This is one of the most popular day trips you can do from Dublin, and for good reason. In a single day you’ll cover the Cliffs of Moher, the extraordinary landscape of the Burren, stretches of the Wild Atlantic Way, and Galway City - all with Cliffs admission included and a dedicated guide to fill the journey with Irish folklore, music, and history.
The day starts with a brief stop at Barack Obama Plaza, a service station outside Moneygall built in honour of the former US president, whose ancestors came from the village nearby. There’s a Conan O’Brien Air Pump on site too, a quirky local touch worth a photo. From there you head west through County Clare, passing the ancient cities of Limerick and Ennis, and briefly driving under the River Shannon - the widest and longest river in Ireland - before winding through the roads of Clare towards the coast.
At the Cliffs of Moher, you have a full two hours with exclusive Visitor Centre access. The cliffs rise to 214 metres at their highest point and were carved out over 300 million years ago. Look out to sea and you’ll see layers of ancient river beds still visible in the cliff face. Depending on the season, you might spot puffins, porpoises, basking sharks, or even breaching whales in the waters below.
From the cliffs, you travel south along the Wild Atlantic Way through the Burren - a remarkable limestone landscape with 75% of Ireland’s native wildflowers somehow growing side by side. On the way into Galway you’ll pass Dunguaire Castle, a 16th-century tower house on the edge of Kinvara that’s connected to writers from W.B. Yeats to J.M. Synge, with a roadside view from the coach.
Galway itself gets you a stop of 1.5 to 2 hours to explore the streets, try some seafood, and soak up the city’s well-earned reputation as Ireland’s cultural capital.
Meeting point: Outside Dublin City Gallery The Hugh Lane, Parnell Square N, Dublin 1. Please be there by 6:45 AM - 5 to 10 minutes before departure. Return drop-off is at the same location, between 7:30 PM and 8:30 PM.
Infants and small children can travel in a pram or stroller, and public transport is available nearby. This tour is not recommended for travellers with spinal injuries, pregnant travellers, or those with poor cardiovascular health. Maximum group size is 53 travellers. Tour operates in English.
The Obama Plaza stop is the service station on the M7, not the village of Moneygall itself. The village, where Obama’s ancestor Falmouth Kearney left in 1850, is a few kilometres further from the motorway. The plaza has its own Obama statue and the Conan O’Brien Air Pump - use the 15 minutes for a snack and a photo, and know that the real village is a quieter and smaller thing just up the road.

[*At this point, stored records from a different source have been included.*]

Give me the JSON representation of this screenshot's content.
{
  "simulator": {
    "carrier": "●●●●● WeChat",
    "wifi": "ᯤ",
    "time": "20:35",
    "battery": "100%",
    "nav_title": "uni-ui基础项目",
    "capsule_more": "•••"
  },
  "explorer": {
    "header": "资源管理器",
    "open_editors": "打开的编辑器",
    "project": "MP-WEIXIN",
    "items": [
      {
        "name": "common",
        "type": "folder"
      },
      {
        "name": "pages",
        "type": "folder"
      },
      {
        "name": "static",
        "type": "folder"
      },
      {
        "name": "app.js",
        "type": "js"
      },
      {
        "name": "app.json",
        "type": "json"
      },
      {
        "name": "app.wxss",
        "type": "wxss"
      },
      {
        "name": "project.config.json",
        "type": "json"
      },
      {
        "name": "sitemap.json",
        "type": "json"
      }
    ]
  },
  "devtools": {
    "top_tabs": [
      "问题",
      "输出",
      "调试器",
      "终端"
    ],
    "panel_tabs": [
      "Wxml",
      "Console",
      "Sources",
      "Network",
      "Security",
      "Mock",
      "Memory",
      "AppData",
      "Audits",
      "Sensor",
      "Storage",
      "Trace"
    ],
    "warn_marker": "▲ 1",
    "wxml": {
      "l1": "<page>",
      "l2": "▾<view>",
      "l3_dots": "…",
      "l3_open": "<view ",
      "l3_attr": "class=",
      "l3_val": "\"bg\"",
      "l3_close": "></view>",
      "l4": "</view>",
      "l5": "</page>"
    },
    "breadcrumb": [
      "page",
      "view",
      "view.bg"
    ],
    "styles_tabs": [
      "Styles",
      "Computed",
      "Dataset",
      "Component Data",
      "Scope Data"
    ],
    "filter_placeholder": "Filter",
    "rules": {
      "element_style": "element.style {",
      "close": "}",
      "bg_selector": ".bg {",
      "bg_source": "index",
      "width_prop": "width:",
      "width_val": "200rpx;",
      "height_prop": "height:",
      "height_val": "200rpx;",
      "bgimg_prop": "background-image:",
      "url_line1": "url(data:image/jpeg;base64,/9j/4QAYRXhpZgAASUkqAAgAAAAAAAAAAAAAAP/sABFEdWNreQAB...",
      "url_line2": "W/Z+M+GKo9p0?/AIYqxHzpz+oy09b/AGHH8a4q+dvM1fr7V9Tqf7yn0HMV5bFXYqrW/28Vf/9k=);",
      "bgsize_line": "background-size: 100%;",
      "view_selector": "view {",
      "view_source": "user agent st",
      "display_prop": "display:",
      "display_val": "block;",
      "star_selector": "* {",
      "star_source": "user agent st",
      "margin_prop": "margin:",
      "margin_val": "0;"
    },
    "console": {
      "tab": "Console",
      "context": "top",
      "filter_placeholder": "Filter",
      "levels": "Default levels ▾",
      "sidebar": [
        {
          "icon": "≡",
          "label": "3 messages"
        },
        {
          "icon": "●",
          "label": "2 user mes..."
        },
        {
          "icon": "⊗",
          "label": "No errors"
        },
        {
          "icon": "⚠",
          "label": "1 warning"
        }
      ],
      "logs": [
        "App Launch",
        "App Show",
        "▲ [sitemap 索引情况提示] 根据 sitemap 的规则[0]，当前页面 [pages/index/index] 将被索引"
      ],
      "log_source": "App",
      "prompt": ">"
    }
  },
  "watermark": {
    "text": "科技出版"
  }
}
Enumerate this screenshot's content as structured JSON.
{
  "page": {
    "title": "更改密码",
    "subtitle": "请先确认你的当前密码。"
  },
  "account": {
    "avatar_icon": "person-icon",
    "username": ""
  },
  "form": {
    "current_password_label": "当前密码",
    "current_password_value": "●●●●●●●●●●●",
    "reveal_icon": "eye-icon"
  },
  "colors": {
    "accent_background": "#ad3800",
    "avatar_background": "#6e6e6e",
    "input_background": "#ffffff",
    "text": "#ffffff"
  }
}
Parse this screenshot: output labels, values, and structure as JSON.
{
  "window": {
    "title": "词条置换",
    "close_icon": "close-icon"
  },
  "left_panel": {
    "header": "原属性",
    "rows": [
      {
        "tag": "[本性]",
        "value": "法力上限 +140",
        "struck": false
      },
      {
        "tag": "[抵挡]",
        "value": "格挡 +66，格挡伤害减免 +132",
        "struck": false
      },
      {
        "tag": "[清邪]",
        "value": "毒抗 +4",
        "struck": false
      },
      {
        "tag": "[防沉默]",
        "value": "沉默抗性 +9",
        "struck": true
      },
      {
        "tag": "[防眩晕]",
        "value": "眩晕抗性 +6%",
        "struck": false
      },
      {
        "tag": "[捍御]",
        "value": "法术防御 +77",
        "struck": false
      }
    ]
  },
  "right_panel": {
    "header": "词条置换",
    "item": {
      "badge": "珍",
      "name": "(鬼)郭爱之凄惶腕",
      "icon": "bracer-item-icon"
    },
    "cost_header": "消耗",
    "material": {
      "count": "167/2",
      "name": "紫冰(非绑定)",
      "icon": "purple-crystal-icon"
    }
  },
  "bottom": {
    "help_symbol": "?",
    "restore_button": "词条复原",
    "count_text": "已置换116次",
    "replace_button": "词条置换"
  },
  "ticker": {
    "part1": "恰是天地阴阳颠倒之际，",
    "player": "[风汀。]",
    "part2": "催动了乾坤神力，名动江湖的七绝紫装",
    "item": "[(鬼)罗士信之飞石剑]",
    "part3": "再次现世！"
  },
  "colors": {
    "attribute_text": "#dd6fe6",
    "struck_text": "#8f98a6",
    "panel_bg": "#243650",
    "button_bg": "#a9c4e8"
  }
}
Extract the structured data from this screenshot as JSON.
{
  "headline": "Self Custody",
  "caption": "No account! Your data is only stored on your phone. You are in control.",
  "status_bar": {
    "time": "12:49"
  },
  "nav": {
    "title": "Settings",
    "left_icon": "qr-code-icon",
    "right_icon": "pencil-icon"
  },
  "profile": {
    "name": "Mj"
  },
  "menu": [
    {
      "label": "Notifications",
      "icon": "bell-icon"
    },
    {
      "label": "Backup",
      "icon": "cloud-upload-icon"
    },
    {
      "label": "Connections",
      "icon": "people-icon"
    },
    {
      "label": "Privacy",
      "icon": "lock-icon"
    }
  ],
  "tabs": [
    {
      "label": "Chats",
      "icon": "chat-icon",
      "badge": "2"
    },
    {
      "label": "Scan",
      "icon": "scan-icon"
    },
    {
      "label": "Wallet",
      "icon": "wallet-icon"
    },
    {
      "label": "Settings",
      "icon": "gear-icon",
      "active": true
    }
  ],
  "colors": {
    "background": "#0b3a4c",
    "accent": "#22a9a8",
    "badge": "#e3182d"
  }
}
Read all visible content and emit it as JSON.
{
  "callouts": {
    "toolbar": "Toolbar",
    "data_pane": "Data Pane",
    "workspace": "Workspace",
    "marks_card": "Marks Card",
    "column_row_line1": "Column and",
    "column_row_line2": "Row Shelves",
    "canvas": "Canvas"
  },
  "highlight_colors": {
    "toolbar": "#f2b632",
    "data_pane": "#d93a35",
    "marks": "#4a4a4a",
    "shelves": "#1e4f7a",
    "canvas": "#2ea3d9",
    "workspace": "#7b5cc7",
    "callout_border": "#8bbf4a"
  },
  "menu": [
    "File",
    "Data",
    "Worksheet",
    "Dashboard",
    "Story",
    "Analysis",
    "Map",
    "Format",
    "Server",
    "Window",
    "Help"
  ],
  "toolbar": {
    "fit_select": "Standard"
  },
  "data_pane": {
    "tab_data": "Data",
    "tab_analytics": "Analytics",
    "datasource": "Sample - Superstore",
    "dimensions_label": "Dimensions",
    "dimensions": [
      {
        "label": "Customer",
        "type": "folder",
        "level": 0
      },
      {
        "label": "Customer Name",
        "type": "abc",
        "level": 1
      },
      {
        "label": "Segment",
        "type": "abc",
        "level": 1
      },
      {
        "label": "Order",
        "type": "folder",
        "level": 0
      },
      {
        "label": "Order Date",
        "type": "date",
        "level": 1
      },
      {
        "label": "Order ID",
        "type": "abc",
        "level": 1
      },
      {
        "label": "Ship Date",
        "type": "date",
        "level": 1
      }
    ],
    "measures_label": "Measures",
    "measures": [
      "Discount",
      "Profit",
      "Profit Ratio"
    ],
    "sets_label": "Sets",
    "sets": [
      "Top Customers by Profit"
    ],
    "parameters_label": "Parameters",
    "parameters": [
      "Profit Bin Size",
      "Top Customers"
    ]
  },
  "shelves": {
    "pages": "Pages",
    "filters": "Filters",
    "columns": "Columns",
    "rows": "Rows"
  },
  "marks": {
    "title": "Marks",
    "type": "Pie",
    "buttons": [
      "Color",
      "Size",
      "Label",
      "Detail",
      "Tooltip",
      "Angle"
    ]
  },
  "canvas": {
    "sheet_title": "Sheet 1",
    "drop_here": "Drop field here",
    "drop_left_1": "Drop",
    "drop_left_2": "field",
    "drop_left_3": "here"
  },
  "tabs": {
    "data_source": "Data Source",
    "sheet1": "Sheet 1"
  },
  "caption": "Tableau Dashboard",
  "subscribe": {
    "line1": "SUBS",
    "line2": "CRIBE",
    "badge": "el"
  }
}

At Ennistymon, the Kissing Corner is worth watching from the right-hand window. The coach driver takes a notoriously tight bend through the town - locals know it well, visitors find it startling. The town itself sits on the River Inagh, whose multi-tiered limestone falls (the Cascades) run right through the town centre - you’ll catch a glimpse as the coach passes. If you ever come back independently, Ennistymon is worth a proper stop.
Lisdoonvarna is spa country at the edge of the Burren. As the route passes through, the landscape shifts from Atlantic coast to limestone interior - grey dry-stone walls, sparse grass, the smell of the water changing. Lisdoonvarna is best known outside Ireland for its September Matchmaking Festival, a tradition running since 1857, but the village has four naturally warm mineral springs that gave it a Victorian spa life long before the matchmaking got famous.
In Galway, leave Shop Street immediately and go left. The narrow laneways between Shop Street and Quay Street are where the better food is - Ard Bia at Nimmo on Quay Street is locally-run and worth knowing about. If you want a trad session rather than food, Tigh Coili on Mainguard Street runs serious sessions from around 9:30pm; it’s an Irish-language pub and the music is the real thing, not a performance. With only 90 minutes in the city, aim for one lane, one meal, and one good walk to the Claddagh if the weather allows.